On Aug 22, 2020, at 3:07 PM, Bruce Vining <bruce.vining@xxxxxxxxx>
wrote:

I feel a great appeal to the way the (older) machines are engineered

I agree. In a similar vein, my favorite language is assembler though
assembler is NOT at the top of my productivity languages. But it is so
fun
:)

On Sat, Aug 22, 2020 at 2:59 PM Patrik Schindler <poc@xxxxxxxxxx>
wrote:

Hello Jon,

Am 22.08.2020 um 19:38 schrieb Jon Paris <jon.paris@xxxxxxxxxxxxxx>:

Each to his own perversion I guess.

Exactly.

Messing with a Commodore is fun though (albeit slow fun) but fixed
from
RPG?

Where's the fun in cumbersome PEEK and POKE because of the limitations
of
the ROM-Basic? How can it be fun to put your programs on really slow
audio
cassettes, with the need to manual adjust volume for omitting
distortion?
Where's the joy about sitting in front of an old, blurry and 60 Hz
refresh
TV giving you a headache from flickering? How can even typing on that
dreaded keyboard even be fun?

Maybe this helps you understand. ;-)

Sorry the joy completely escapes me - it is not as if the world needs
any more examples - there are enough of them out there.

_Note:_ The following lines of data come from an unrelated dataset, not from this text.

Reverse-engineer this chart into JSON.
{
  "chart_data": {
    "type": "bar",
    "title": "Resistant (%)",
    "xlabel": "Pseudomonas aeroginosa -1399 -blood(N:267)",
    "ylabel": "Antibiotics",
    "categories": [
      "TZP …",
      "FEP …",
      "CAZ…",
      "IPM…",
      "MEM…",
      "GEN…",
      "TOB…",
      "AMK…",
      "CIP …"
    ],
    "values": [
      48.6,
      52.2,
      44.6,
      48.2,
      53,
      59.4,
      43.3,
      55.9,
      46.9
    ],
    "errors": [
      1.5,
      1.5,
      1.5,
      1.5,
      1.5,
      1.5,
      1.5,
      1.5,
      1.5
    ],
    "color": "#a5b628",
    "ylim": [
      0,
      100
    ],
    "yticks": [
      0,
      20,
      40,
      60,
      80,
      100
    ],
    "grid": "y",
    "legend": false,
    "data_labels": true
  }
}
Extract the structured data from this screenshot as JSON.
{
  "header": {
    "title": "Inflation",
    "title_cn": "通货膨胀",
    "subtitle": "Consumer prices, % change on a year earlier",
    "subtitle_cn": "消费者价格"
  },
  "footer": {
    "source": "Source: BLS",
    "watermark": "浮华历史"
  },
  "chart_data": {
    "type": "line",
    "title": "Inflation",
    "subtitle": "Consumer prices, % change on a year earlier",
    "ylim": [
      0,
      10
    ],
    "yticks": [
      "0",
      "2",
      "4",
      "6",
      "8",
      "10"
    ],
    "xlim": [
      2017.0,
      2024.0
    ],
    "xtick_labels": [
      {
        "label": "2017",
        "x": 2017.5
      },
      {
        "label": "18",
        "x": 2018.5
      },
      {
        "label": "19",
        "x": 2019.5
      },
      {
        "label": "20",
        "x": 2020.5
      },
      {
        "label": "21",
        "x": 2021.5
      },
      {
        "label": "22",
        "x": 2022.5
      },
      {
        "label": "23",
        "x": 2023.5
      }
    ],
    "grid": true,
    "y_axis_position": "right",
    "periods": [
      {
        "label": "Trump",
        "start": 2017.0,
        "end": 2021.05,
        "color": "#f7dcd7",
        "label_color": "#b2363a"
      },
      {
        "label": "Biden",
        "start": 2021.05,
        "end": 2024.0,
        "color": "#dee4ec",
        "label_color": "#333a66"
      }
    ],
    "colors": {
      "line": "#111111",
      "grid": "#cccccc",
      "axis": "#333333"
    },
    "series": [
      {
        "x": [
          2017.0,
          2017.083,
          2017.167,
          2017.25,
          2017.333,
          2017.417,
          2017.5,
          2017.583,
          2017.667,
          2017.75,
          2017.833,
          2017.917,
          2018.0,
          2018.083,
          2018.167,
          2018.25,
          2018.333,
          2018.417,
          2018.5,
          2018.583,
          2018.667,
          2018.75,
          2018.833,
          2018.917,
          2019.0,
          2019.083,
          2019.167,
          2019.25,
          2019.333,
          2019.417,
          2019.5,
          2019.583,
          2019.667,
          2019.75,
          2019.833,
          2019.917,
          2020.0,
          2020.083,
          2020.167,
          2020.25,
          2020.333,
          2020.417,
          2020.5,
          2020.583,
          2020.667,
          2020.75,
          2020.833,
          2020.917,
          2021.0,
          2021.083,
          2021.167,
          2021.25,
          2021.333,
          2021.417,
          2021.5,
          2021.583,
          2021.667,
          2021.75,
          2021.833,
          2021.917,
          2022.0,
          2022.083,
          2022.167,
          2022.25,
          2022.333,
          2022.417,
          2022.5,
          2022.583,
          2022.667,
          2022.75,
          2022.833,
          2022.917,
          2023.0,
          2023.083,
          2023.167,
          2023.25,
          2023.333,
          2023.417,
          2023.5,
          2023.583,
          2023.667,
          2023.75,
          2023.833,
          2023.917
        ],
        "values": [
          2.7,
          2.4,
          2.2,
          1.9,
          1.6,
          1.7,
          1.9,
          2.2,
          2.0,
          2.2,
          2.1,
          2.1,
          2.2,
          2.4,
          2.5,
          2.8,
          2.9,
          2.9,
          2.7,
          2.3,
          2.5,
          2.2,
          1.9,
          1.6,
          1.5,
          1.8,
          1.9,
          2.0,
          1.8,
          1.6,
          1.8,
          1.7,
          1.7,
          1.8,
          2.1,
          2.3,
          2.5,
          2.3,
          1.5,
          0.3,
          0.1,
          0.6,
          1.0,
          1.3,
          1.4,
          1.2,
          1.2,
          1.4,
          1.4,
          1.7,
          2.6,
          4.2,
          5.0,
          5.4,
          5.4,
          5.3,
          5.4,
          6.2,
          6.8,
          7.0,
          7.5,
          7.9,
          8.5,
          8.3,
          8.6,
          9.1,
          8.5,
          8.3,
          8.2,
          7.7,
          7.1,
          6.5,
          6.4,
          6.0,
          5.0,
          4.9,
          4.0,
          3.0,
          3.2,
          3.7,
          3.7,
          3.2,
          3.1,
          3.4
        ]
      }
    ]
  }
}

I guess because you're doing IBM i for a living, and you've gone
through
all the modernization features you learned to love, I assert you have
a
different, professional view on the topic. :-)

My first real AS/400 experience started not much more than a decade
ago,
from zero, with a model 400 with a license V4R4 and erased disks. Even
my
solid background on Linux and Networking wasn't of much help. I'm not
doing
all of that for a living, but because I can, because I want and
because
I
feel a great appeal to the way the (older) machines are engineered.